- Directed by: Joe Hall
- Written by: Joe Hall
- Produced by: Joe Hall; Eric Bannat;
- Starring: Ben Winchell; Will Brittain; Aimee Teegarden; Alisa Allapach; Jay O. Sanders; Jill Hennessy; Margaret Colin; Jennifer Holliday;
- Cinematography: Clark Vandergrift
- Edited by: Christopher Cibelli
- Music by: Paco Periago
- Production company: AVA Independent
- Distributed by: Vertical Entertainment
- Release date: July 8, 2022;
- Running time: 113 minutes
- Country: United States
- Language: English

= The Road to Galena =

The Road to Galena is a 2022 American drama film written and directed by Joe Hall and starring Ben Winchell, Will Brittain, Aimee Teegarden, Alisa Allapach, Jay O. Sanders, Jill Hennessy, Margaret Colin and Jennifer Holliday.

==Plot summary==
The Road to Galena follows one man’s pursuit of personal fulfillment over traditional success. Cole Baird (Ben Winchell) has everything – a beautiful wife, successful career, large home and membership to an elite country club. Behind the facade is a man trapped by his surroundings and falling behind in the pursuit of his life’s dream. Not strong enough to confront his father’s expectations, he left his true love, his best friend and a fulfilling life in small town America to embark on a legal career – intent, one day, to return. Now the rising star in Washington social circles and the youngest managing partner in the history of a powerhouse D.C. law firm, Cole is given the choice to continue the path of success in a life to which he never aspired or to return to the community that nurtured him.
==Cast==
- Ben Winchell as Cole Baird
- Will Brittain as Jack Miller
- Aimee Teegarden as Elle Shepard
- Alisa Allapach as Sarah Meyers
- Jay O. Sanders as John Baird
- Jennifer Holliday as Florrie
- Jill Hennessy as Teresa Baird
- Margaret Colin as Margaret Kenney

== Production ==
The Road to Galena traveled its own challenging journey through a global pandemic –finding its voice at a time when the industry had been silenced by COVID-19. Once health protocols had been established and a compliance program confirmed, the crew set out on a six-week, masked, shielded, tested, bubbled and sanitized adventure through Maryland’s Eastern Shore and into the reawakening hustle and bustle of the Nation’s Capital in May 2021.

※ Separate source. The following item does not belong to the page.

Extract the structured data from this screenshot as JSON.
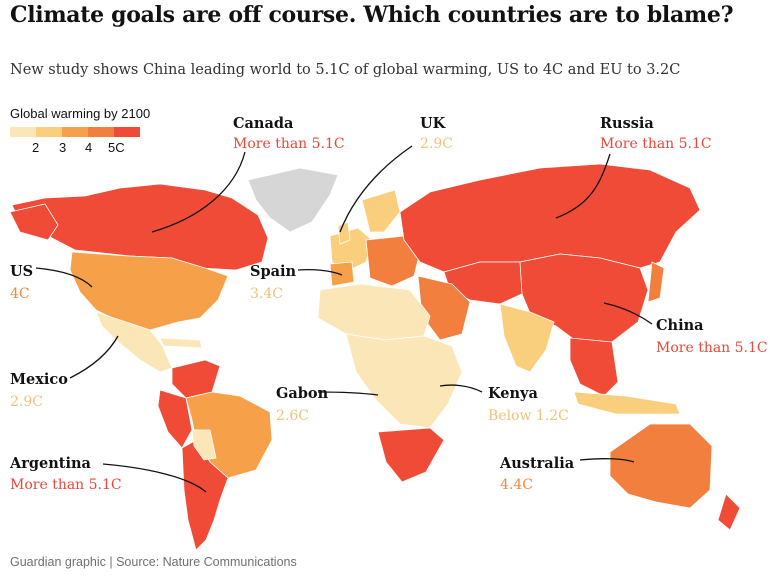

The cast and crew were housed and fed by the staff at Pecometh Retreat Center, and welcomed warmly by the rural Maryland communities of Chestertown, Galena, Church Hill and the surrounding counties of Kent and Queen Anne. The residents of these communities went to great lengths to provide for and join the sets in a COVID-friendly manner. Having pushed the production from October 2020 to April/May 2021, their greatest obstacle was weather. With the pandemic already putting the independent production to the test, they had little capacity to withstand a wash-out, an all-too-likely event in the mid-Atlantic in spring. Miraculously, in 32 days of shooting, much of which on location and outdoors, they had not a single rain delay. Ultimately, the story of this production was its remarkable team.

==Release==
The film was released in North America by Vertical Entertainment, theatrically and on demand, on July 8, 2022. Its international release followed, now streaming in Mexico, Brazil, the United Kingdom, Ireland and Japan.

== Festival Honors ==
The Road to Galena won the Grand Prix and Best Director at the Prague Independent Film Festival, Best Director of Season and Best Cinematographer of Season at the Montreal Independent Film Festival, Best Feature Film at the Maryland International Film Festival.

==Reception==
The film has a 42% on Rotten Tomatoes and 78% Popcorn Meter. Jordan Bond from Film Threat rated it 7/10 saying, "The film is well-made, with beautiful cinematography, very fine acting, and great direction." Another review from the Boston Herald raved, "The kind of film no one makes anymore, but it's a journey you might want to take. Fine cast."